Instabilità dei lipidi

Ogni lipide citato sopra può essere soggetto a diverse trasformazioni chimiche, come l’irrancidimento, la polimerizzazione e l’idrolisi.

Un lipide è definito termolabile quando tende a subire facilmente una di queste modificazioni a temperature maggiori della temperatura ambiente. Conoscere se il nostro olio o grasso è termolabile o meno permette di decidere se metterlo a contatto con il calore sia una buona idea oppure no. In presenza di ossigeno, il calore è un fattore che accelera di molto la reazione di ossidazione dei materiali lipidici, ovvero l’irrancidimento, tanto che viene utilizzato come metodo ufficiale per l’analisi della resistenza dei lipidi all’ossidazione.

Altri fattori come i raggi UV, presenza di insaturazioni nella catena e ioni come Fe2+ e Cu2+ accelerano il processo di irrancidimento e possono portare alla polimerizzazione dei lipidi.

La presenza di batteri, invece, può idrolizzare i lipidi, visto che molti di questi ingredienti sono una grande fonte di energia e nutrimento per i microorganismi.
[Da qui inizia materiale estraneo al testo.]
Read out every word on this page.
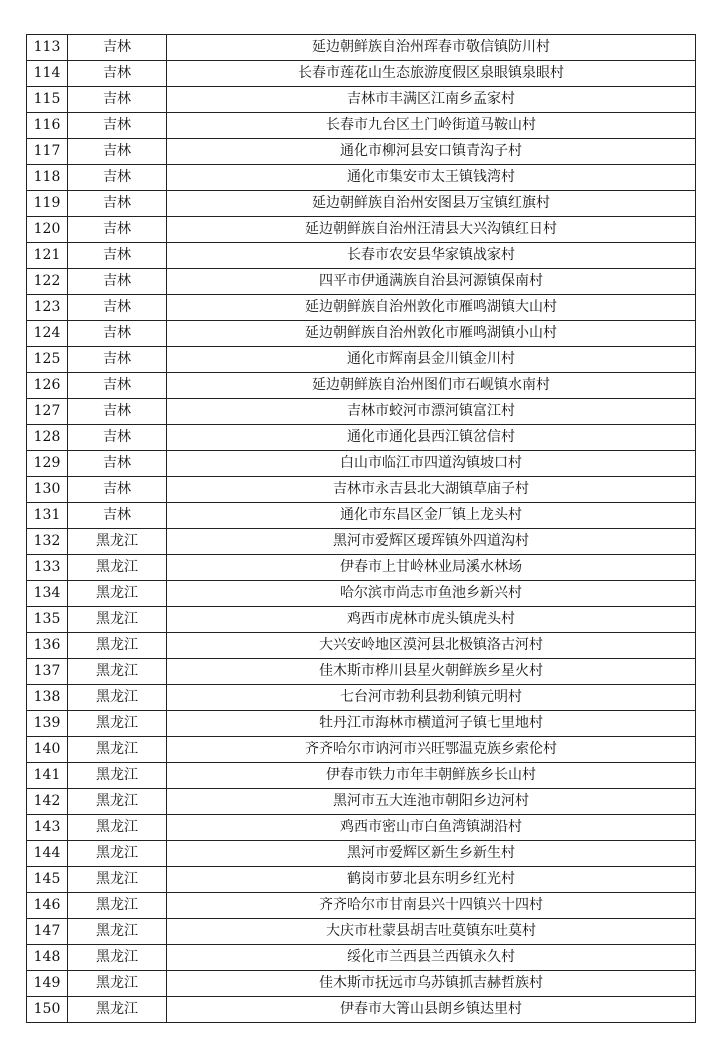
113	吉林	延边朝鲜族自治州珲春市敬信镇防川村
114	吉林	长春市莲花山生态旅游度假区泉眼镇泉眼村
115	吉林	吉林市丰满区江南乡孟家村
116	吉林	长春市九台区土门岭街道马鞍山村
117	吉林	通化市柳河县安口镇青沟子村
118	吉林	通化市集安市太王镇钱湾村
119	吉林	延边朝鲜族自治州安图县万宝镇红旗村
120	吉林	延边朝鲜族自治州汪清县大兴沟镇红日村
121	吉林	长春市农安县华家镇战家村
122	吉林	四平市伊通满族自治县河源镇保南村
123	吉林	延边朝鲜族自治州敦化市雁鸣湖镇大山村
124	吉林	延边朝鲜族自治州敦化市雁鸣湖镇小山村
125	吉林	通化市辉南县金川镇金川村
126	吉林	延边朝鲜族自治州图们市石岘镇水南村
127	吉林	吉林市蛟河市漂河镇富江村
128	吉林	通化市通化县西江镇岔信村
129	吉林	白山市临江市四道沟镇坡口村
130	吉林	吉林市永吉县北大湖镇草庙子村
131	吉林	通化市东昌区金厂镇上龙头村
132	黑龙江	黑河市爱辉区瑷珲镇外四道沟村
133	黑龙江	伊春市上甘岭林业局溪水林场
134	黑龙江	哈尔滨市尚志市鱼池乡新兴村
135	黑龙江	鸡西市虎林市虎头镇虎头村
136	黑龙江	大兴安岭地区漠河县北极镇洛古河村
137	黑龙江	佳木斯市桦川县星火朝鲜族乡星火村
138	黑龙江	七台河市勃利县勃利镇元明村
139	黑龙江	牡丹江市海林市横道河子镇七里地村
140	黑龙江	齐齐哈尔市讷河市兴旺鄂温克族乡索伦村
141	黑龙江	伊春市铁力市年丰朝鲜族乡长山村
142	黑龙江	黑河市五大连池市朝阳乡边河村
143	黑龙江	鸡西市密山市白鱼湾镇湖沿村
144	黑龙江	黑河市爱辉区新生乡新生村
145	黑龙江	鹤岗市萝北县东明乡红光村
146	黑龙江	齐齐哈尔市甘南县兴十四镇兴十四村
147	黑龙江	大庆市杜蒙县胡吉吐莫镇东吐莫村
148	黑龙江	绥化市兰西县兰西镇永久村
149	黑龙江	佳木斯市抚远市乌苏镇抓吉赫哲族村
150	黑龙江	伊春市大箐山县朗乡镇达里村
L’attività enzimatica delle lipasi batteriche è causa di grandi alterazioni per queste materie prime.

Materiali come antiossidanti, sequestranti, filtri UV o gas inerti rallentano il processo di ossidazione in diversi modi, allungando la vita dei materiali lipidici.

  • Gli antiossidanti sono sostanze che si sacrificano al posto dei lipidi, ossidandosi al posto loro. Agiscono attirando i radicali liberi su di sè e bloccando quindi la reazione a catena che altrimenti procederebbe fino a che tutto il grasso si è completamente ossidato. Solo quelli lipofilici si miscelano con i lipidi: tra questi spicca il tocoferolo o vitamina E, ma esistono anche altri antiossidanti naturali, come il carnosolo, prodotti dalle piante proprio per questo scopo specifico.
  • I chelanti o sequestranti sono sostanze che legano i metalli, bloccandoli in complessi normalmente solubili in acqua. Gli ioni sono così bloccati e non sono disponibili ad iniziare il processo di ossidazione. Tra i chelanti più usati ci sono l’EDTA e l’acido fitico.
  • Alcuni inibitori enzimatici come il trietil citrato agiscono per impedire l’idrolisi dei lipidi, inibendo l’azione enzimatica dei microorganismi. Particolare uso di questo ingrediente è nei prodotti deodoranti.